The students first recorded a baseline transmission from a radio-frequency spectrum analyzer, a device that emits radio waves of various frequencies, to its receiver antenna, located on four test subjects’ bare noggins. Then they performed the same measurements- sweeping from 10 kilohertz to 3 gigahertz-while the subjects wore one of three double-layered foil helmets: the “classical” (foil hood wrapped close to the head), the “fez” (cylindrical, flat-topped hat) and the “centurion” (conical shape with a peak). The antenna, a stumpy plastic-coated stub, was fitted between the helmet and the subject’s cranium to determine how much of a signal was absorbed or deflected before reaching the brain.

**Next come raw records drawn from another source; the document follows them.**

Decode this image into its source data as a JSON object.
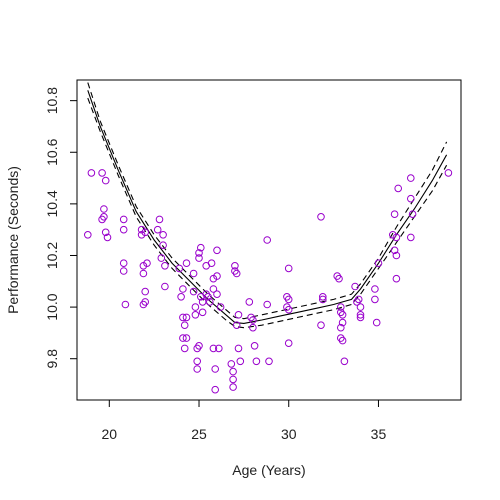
{
  "chart_data": {
    "type": "scatter",
    "title": "",
    "xlabel": "Age (Years)",
    "ylabel": "Performance (Seconds)",
    "xlim": [
      18.2,
      39.6
    ],
    "ylim": [
      9.64,
      10.88
    ],
    "xticks": [
      20,
      25,
      30,
      35
    ],
    "yticks": [
      9.8,
      10.0,
      10.2,
      10.4,
      10.6,
      10.8
    ],
    "x_tick_labels": [
      "20",
      "25",
      "30",
      "35"
    ],
    "y_tick_labels": [
      "9.8",
      "10.0",
      "10.2",
      "10.4",
      "10.6",
      "10.8"
    ],
    "grid": false,
    "legend": "none",
    "colors": {
      "points": "#9900cc",
      "fit": "#000000",
      "axes": "#000000"
    },
    "points": [
      [
        18.8,
        10.28
      ],
      [
        19.0,
        10.52
      ],
      [
        19.6,
        10.52
      ],
      [
        19.6,
        10.34
      ],
      [
        19.7,
        10.35
      ],
      [
        19.7,
        10.38
      ],
      [
        19.8,
        10.49
      ],
      [
        19.8,
        10.29
      ],
      [
        19.9,
        10.27
      ],
      [
        20.8,
        10.34
      ],
      [
        20.8,
        10.3
      ],
      [
        20.8,
        10.17
      ],
      [
        20.8,
        10.14
      ],
      [
        20.9,
        10.01
      ],
      [
        21.8,
        10.3
      ],
      [
        21.8,
        10.28
      ],
      [
        21.9,
        10.16
      ],
      [
        21.9,
        10.13
      ],
      [
        22.0,
        10.06
      ],
      [
        22.0,
        10.02
      ],
      [
        21.9,
        10.01
      ],
      [
        22.0,
        10.29
      ],
      [
        22.1,
        10.17
      ],
      [
        22.7,
        10.3
      ],
      [
        22.8,
        10.34
      ],
      [
        22.9,
        10.19
      ],
      [
        23.0,
        10.28
      ],
      [
        23.0,
        10.24
      ],
      [
        23.1,
        10.16
      ],
      [
        23.1,
        10.08
      ],
      [
        23.9,
        10.15
      ],
      [
        24.0,
        10.04
      ],
      [
        24.1,
        10.07
      ],
      [
        24.1,
        9.96
      ],
      [
        24.1,
        9.88
      ],
      [
        24.2,
        9.84
      ],
      [
        24.2,
        9.93
      ],
      [
        24.3,
        9.96
      ],
      [
        24.3,
        9.88
      ],
      [
        24.3,
        10.17
      ],
      [
        24.7,
        10.13
      ],
      [
        24.7,
        10.06
      ],
      [
        24.8,
        10.0
      ],
      [
        24.8,
        9.97
      ],
      [
        24.9,
        9.84
      ],
      [
        24.9,
        9.79
      ],
      [
        24.9,
        9.76
      ],
      [
        25.0,
        9.85
      ],
      [
        25.0,
        10.19
      ],
      [
        25.1,
        10.04
      ],
      [
        25.2,
        10.02
      ],
      [
        25.2,
        9.98
      ],
      [
        25.0,
        10.21
      ],
      [
        25.1,
        10.23
      ],
      [
        25.4,
        10.16
      ],
      [
        25.4,
        10.05
      ],
      [
        25.5,
        10.04
      ],
      [
        25.6,
        10.02
      ],
      [
        25.7,
        10.17
      ],
      [
        25.8,
        10.11
      ],
      [
        25.8,
        10.07
      ],
      [
        25.8,
        9.84
      ],
      [
        25.9,
        9.76
      ],
      [
        25.9,
        9.68
      ],
      [
        26.0,
        10.22
      ],
      [
        26.0,
        10.12
      ],
      [
        26.0,
        10.05
      ],
      [
        26.1,
        9.84
      ],
      [
        26.2,
        10.0
      ],
      [
        26.8,
        9.78
      ],
      [
        26.9,
        9.75
      ],
      [
        26.9,
        9.72
      ],
      [
        26.9,
        9.69
      ],
      [
        27.0,
        10.16
      ],
      [
        27.0,
        10.14
      ],
      [
        27.1,
        10.13
      ],
      [
        27.1,
        9.93
      ],
      [
        27.2,
        9.97
      ],
      [
        27.2,
        9.84
      ],
      [
        27.3,
        9.79
      ],
      [
        27.8,
        10.02
      ],
      [
        27.9,
        9.96
      ],
      [
        28.0,
        9.95
      ],
      [
        28.0,
        9.92
      ],
      [
        28.1,
        9.85
      ],
      [
        28.2,
        9.79
      ],
      [
        28.8,
        10.26
      ],
      [
        28.8,
        10.01
      ],
      [
        28.9,
        9.79
      ],
      [
        29.9,
        10.04
      ],
      [
        29.9,
        10.0
      ],
      [
        30.0,
        10.15
      ],
      [
        30.0,
        10.03
      ],
      [
        30.0,
        9.99
      ],
      [
        30.0,
        9.86
      ],
      [
        31.8,
        10.35
      ],
      [
        31.9,
        10.04
      ],
      [
        31.9,
        10.03
      ],
      [
        31.8,
        9.93
      ],
      [
        32.7,
        10.12
      ],
      [
        32.8,
        10.11
      ],
      [
        32.9,
        10.0
      ],
      [
        32.9,
        9.98
      ],
      [
        32.9,
        9.92
      ],
      [
        32.9,
        9.88
      ],
      [
        33.0,
        9.87
      ],
      [
        33.1,
        9.79
      ],
      [
        33.0,
        9.97
      ],
      [
        33.0,
        9.94
      ],
      [
        33.7,
        10.08
      ],
      [
        33.8,
        10.02
      ],
      [
        33.9,
        10.03
      ],
      [
        34.0,
        10.0
      ],
      [
        34.0,
        9.97
      ],
      [
        34.0,
        9.96
      ],
      [
        34.8,
        10.07
      ],
      [
        34.8,
        10.03
      ],
      [
        34.9,
        9.94
      ],
      [
        35.0,
        10.17
      ],
      [
        35.8,
        10.28
      ],
      [
        35.9,
        10.36
      ],
      [
        36.0,
        10.27
      ],
      [
        36.0,
        10.11
      ],
      [
        36.1,
        10.46
      ],
      [
        35.9,
        10.22
      ],
      [
        36.0,
        10.2
      ],
      [
        36.8,
        10.5
      ],
      [
        36.8,
        10.42
      ],
      [
        36.9,
        10.36
      ],
      [
        36.8,
        10.27
      ],
      [
        38.9,
        10.52
      ]
    ],
    "fit_line": {
      "x": [
        18.8,
        19.5,
        20.5,
        21.5,
        22.5,
        23.5,
        24.5,
        25.5,
        26.5,
        27.0,
        27.5,
        28.5,
        29.5,
        30.5,
        31.5,
        32.5,
        33.0,
        33.5,
        34.0,
        35.0,
        36.0,
        37.0,
        38.0,
        38.8
      ],
      "y": [
        10.84,
        10.7,
        10.53,
        10.37,
        10.26,
        10.17,
        10.1,
        10.03,
        9.97,
        9.94,
        9.937,
        9.95,
        9.965,
        9.98,
        9.995,
        10.01,
        10.02,
        10.03,
        10.07,
        10.17,
        10.28,
        10.38,
        10.49,
        10.59
      ]
    },
    "band_upper": {
      "x": [
        18.8,
        19.5,
        20.5,
        21.5,
        22.5,
        23.5,
        24.5,
        25.5,
        26.5,
        27.0,
        27.5,
        28.5,
        29.5,
        30.5,
        31.5,
        32.5,
        33.0,
        33.5,
        34.0,
        35.0,
        36.0,
        37.0,
        38.0,
        38.8
      ],
      "y": [
        10.87,
        10.72,
        10.55,
        10.39,
        10.28,
        10.19,
        10.12,
        10.05,
        9.99,
        9.96,
        9.955,
        9.97,
        9.985,
        10.0,
        10.015,
        10.03,
        10.04,
        10.05,
        10.09,
        10.19,
        10.31,
        10.42,
        10.53,
        10.64
      ]
    },
    "band_lower": {
      "x": [
        18.8,
        19.5,
        20.5,
        21.5,
        22.5,
        23.5,
        24.5,
        25.5,
        26.5,
        27.0,
        27.5,
        28.5,
        29.5,
        30.5,
        31.5,
        32.5,
        33.0,
        33.5,
        34.0,
        35.0,
        36.0,
        37.0,
        38.0,
        38.8
      ],
      "y": [
        10.81,
        10.68,
        10.51,
        10.35,
        10.24,
        10.15,
        10.08,
        10.01,
        9.95,
        9.925,
        9.92,
        9.93,
        9.945,
        9.96,
        9.975,
        9.99,
        10.0,
        10.01,
        10.05,
        10.15,
        10.25,
        10.35,
        10.45,
        10.55
      ]
    }
  }
}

What started strictly as “a desire to play with some expensive equipment” ended with surprising results, says lead study author Ali Rahimi, a recent graduate of MIT’s doctoral program in electrical engineering and computer science. Overall, the foil effectively weakened radio waves by up to 10 decibels over most of the frequency spectrum (there were no significant differences among helmet shapes). But at 1.2 and 2.6 GHz-which fall within the band reserved for government satellites, GPS systems and mobile phone corporations-passage through the foil amplified these waves by 20 to 30 decibels. Although Rahimi doesn’t know why the foil increases only those frequencies-antenna design is a “black art,” he says-the implications of the research were clear. “It requires no stretch of the imagination to conclude that the current helmet craze is likely to have been propagated by the
Government, possibly with the involvement of the FCC,” the students sagely declared. “If there are radio waves involved in reading minds, aluminum hats aren’t an effective way to counteract them.”